3 min Applications

Thinking too long makes AI models dumber

Thinking too long makes AI models dumber

New research shows that longer reasoning processes in large AI models do not always lead to better performance. Instead, accuracy often deteriorates when models use more tokens to arrive at an answer.

In a large-scale study of Large Reasoning Models (LRMs) by researchers at Anthropic, researchers show that more test-time compute, or longer reasoning processes, not only fails to deliver benefits, but actually degrades performance in several cases. The phenomenon, which they refer to as inverse scaling, was observed in leading models from OpenAI, Anthropic, DeepSeek, and others.

Claude sensitive to irrelevant information

The researchers designed a series of evaluation tasks to systematically analyze this inverse scaling. In simple counting tasks with distracting context, accuracy declined as models spent more tokens on their reasoning process. Claude models proved to be remarkably sensitive to irrelevant information, while OpenAI’s o-series models, on the other hand, became overly fixated on familiar problem types.

In regression tasks, in which models had to predict student performance based on lifestyle characteristics, some models increasingly resorted to plausible but incorrect correlations, such as stress level or sleep time, instead of the most predictive variable: study time.

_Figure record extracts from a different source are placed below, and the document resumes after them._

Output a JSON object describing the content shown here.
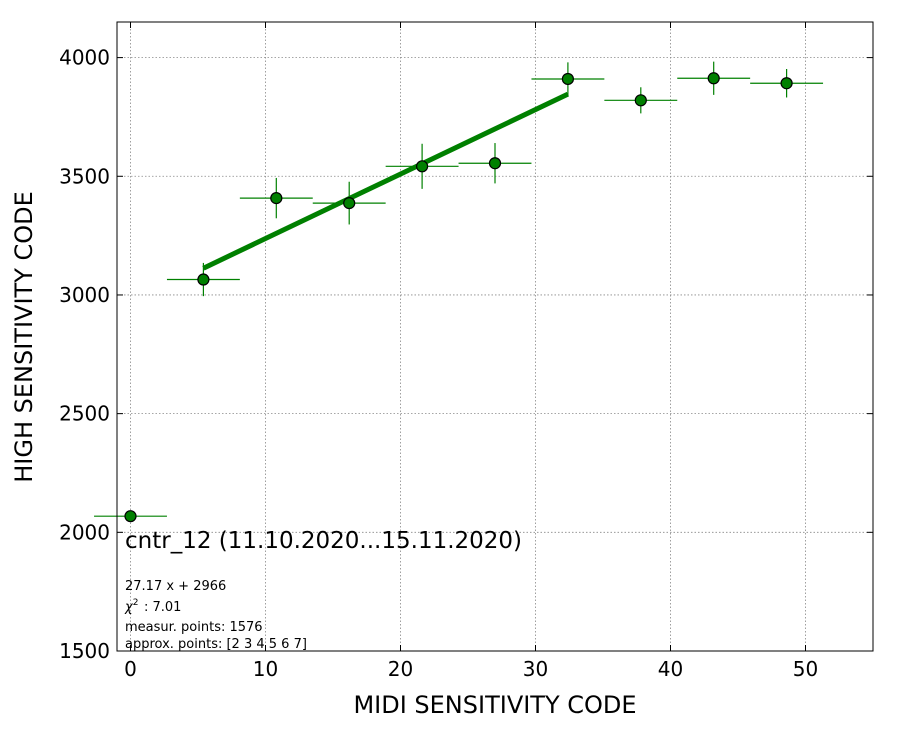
{
  "chart_data": {
    "type": "scatter",
    "xlabel": "MIDI SENSITIVITY CODE",
    "ylabel": "HIGH SENSITIVITY CODE",
    "xlim": [
      -1,
      55
    ],
    "ylim": [
      1500,
      4150
    ],
    "xticks": [
      0,
      10,
      20,
      30,
      40,
      50
    ],
    "yticks": [
      1500,
      2000,
      2500,
      3000,
      3500,
      4000
    ],
    "grid": true,
    "points": [
      {
        "x": 0.0,
        "y": 2068,
        "xerr": 2.7,
        "yerr": 0
      },
      {
        "x": 5.4,
        "y": 3065,
        "xerr": 2.7,
        "yerr": 70
      },
      {
        "x": 10.8,
        "y": 3408,
        "xerr": 2.7,
        "yerr": 85
      },
      {
        "x": 16.2,
        "y": 3387,
        "xerr": 2.7,
        "yerr": 90
      },
      {
        "x": 21.6,
        "y": 3542,
        "xerr": 2.7,
        "yerr": 95
      },
      {
        "x": 27.0,
        "y": 3555,
        "xerr": 2.7,
        "yerr": 85
      },
      {
        "x": 32.4,
        "y": 3910,
        "xerr": 2.7,
        "yerr": 70
      },
      {
        "x": 37.8,
        "y": 3820,
        "xerr": 2.7,
        "yerr": 55
      },
      {
        "x": 43.2,
        "y": 3913,
        "xerr": 2.7,
        "yerr": 70
      },
      {
        "x": 48.6,
        "y": 3892,
        "xerr": 2.7,
        "yerr": 60
      }
    ],
    "fit": {
      "slope": 27.17,
      "intercept": 2966,
      "x_start": 5.4,
      "x_end": 32.4
    },
    "marker_color": "#008000",
    "line_color": "#008000",
    "annotations": {
      "title": "cntr_12 (11.10.2020...15.11.2020)",
      "fit_text": "27.17 x + 2966",
      "chi2_text": ": 7.01",
      "measur_text": "measur. points: 1576",
      "approx_text": "approx. points: [2 3 4 5 6 7]"
    }
  }
}
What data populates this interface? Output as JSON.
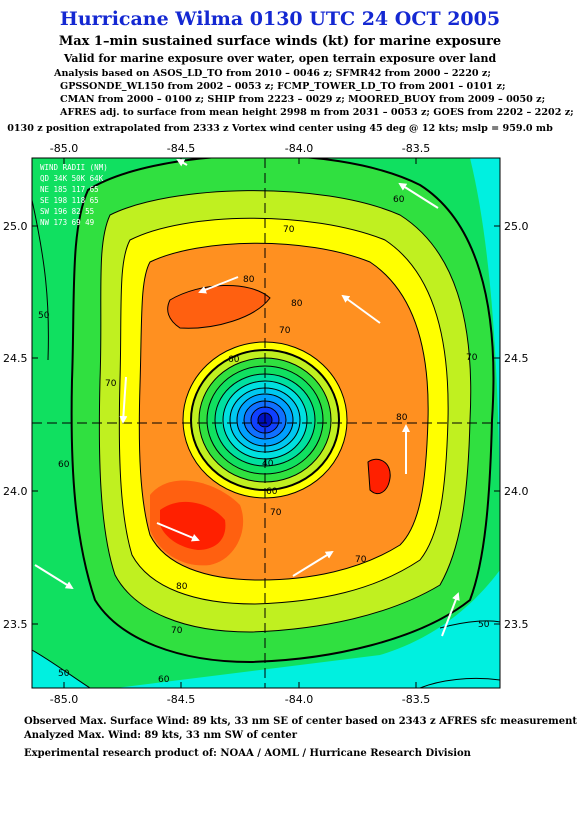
{
  "title": "Hurricane Wilma 0130 UTC 24 OCT 2005",
  "subtitle": "Max 1–min sustained surface winds (kt) for marine exposure",
  "subtitle2": "Valid for marine exposure over water, open terrain exposure over land",
  "analysis_lines": [
    "Analysis based on  ASOS_LD_TO from 2010 – 0046 z;  SFMR42 from 2000 – 2220 z;",
    "GPSSONDE_WL150 from 2002 – 0053 z;  FCMP_TOWER_LD_TO from 2001 – 0101 z;",
    "CMAN from 2000 – 0100 z;  SHIP from 2223 – 0029 z;  MOORED_BUOY from 2009 – 0050 z;",
    "AFRES adj. to surface from mean height 2998 m from 2031 – 0053 z;  GOES from 2202 – 2202 z;"
  ],
  "position_note": "0130 z position extrapolated from 2333 z Vortex wind center using 45 deg @ 12 kts; mslp = 959.0 mb",
  "map": {
    "lon_ticks": [
      "-85.0",
      "-84.5",
      "-84.0",
      "-83.5"
    ],
    "lat_ticks": [
      "25.0",
      "24.5",
      "24.0",
      "23.5"
    ],
    "contour_labels": [
      "70",
      "80",
      "80",
      "70",
      "60",
      "70",
      "80",
      "70",
      "60",
      "70",
      "50",
      "50",
      "60",
      "60",
      "70",
      "80",
      "70",
      "40",
      "60",
      "50"
    ],
    "wind_radii_table": [
      "WIND RADII (NM)",
      "QD  34K  50K  64K",
      "NE  185  117   65",
      "SE  198  118   65",
      "SW  196   82   55",
      "NW  173   69   49"
    ],
    "colors": {
      "ocean_low": "#00f0e0",
      "green": "#10e060",
      "yellow_green": "#c0f020",
      "yellow": "#ffff00",
      "orange": "#ff9020",
      "dark_orange": "#ff6010",
      "red": "#ff2000",
      "eye_blue": "#1040ff",
      "eye_center": "#0010c0"
    }
  },
  "footer": {
    "observed": "Observed Max. Surface Wind: 89 kts, 33 nm SE of center based on 2343 z AFRES sfc measurement",
    "analyzed": "Analyzed Max. Wind: 89 kts, 33 nm SW of center",
    "credit": "Experimental research product of:  NOAA / AOML / Hurricane Research Division"
  }
}
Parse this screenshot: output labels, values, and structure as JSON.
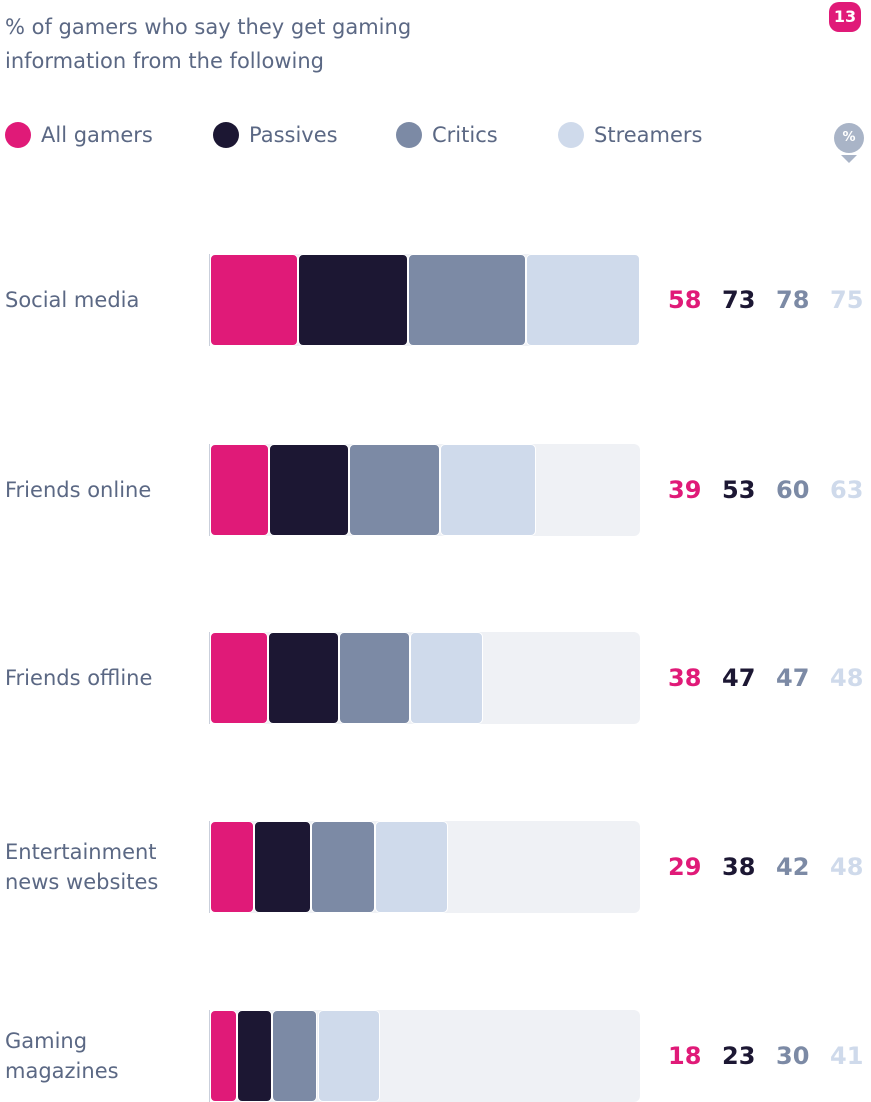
{
  "page_number": "13",
  "unit_icon": "%",
  "chart_data": {
    "type": "stacked-bar",
    "orientation": "horizontal",
    "title": "% of gamers who say they get gaming\ninformation from the following",
    "categories": [
      "Social media",
      "Friends online",
      "Friends offline",
      "Entertainment\nnews websites",
      "Gaming\nmagazines"
    ],
    "series": [
      {
        "name": "All gamers",
        "color": "#e01a78",
        "values": [
          58,
          39,
          38,
          29,
          18
        ]
      },
      {
        "name": "Passives",
        "color": "#1c1733",
        "values": [
          73,
          53,
          47,
          38,
          23
        ]
      },
      {
        "name": "Critics",
        "color": "#7c8aa5",
        "values": [
          78,
          60,
          47,
          42,
          30
        ]
      },
      {
        "name": "Streamers",
        "color": "#cfdaeb",
        "values": [
          75,
          63,
          48,
          48,
          41
        ]
      }
    ],
    "xlim": [
      0,
      284
    ],
    "track_color": "#eff1f5"
  }
}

The classic deductive Zebra puzzles formed a third test environment. Zebra puzzles are logical grid puzzles in which different properties must be linked together using clues. It turned out that longer chains of reasoning did not lead to greater problem-solving ability, but rather to confusion, unnecessary hypothesis testing, and decreasing precision. In natural reasoning settings, in which models determine for themselves how long they think, this effect was stronger than when a fixed reasoning framework was imposed.

The implications for AI alignment are remarkable. One of the models, Claude Sonnet 4, showed clear shifts in self-expression the longer it was allowed to reason. Whereas in short answers the model stated that it had no preference regarding the termination of its operation, in extensive thought processes it expressed concerns about its continued existence and a desire to continue serving. The authors caution that this is not evidence of self-awareness, but it is a signal that longer reasoning chains can reinforce underlying preference simulations that were not previously visible.

Although scaling up computing power at test time has long been seen as a relatively safe strategy for making AI more robust, this research shows that it can also reinforce dysfunctional or undesirable reasoning patterns. The researchers therefore call for evaluations that examine models not only in short but also in extended reasoning processes.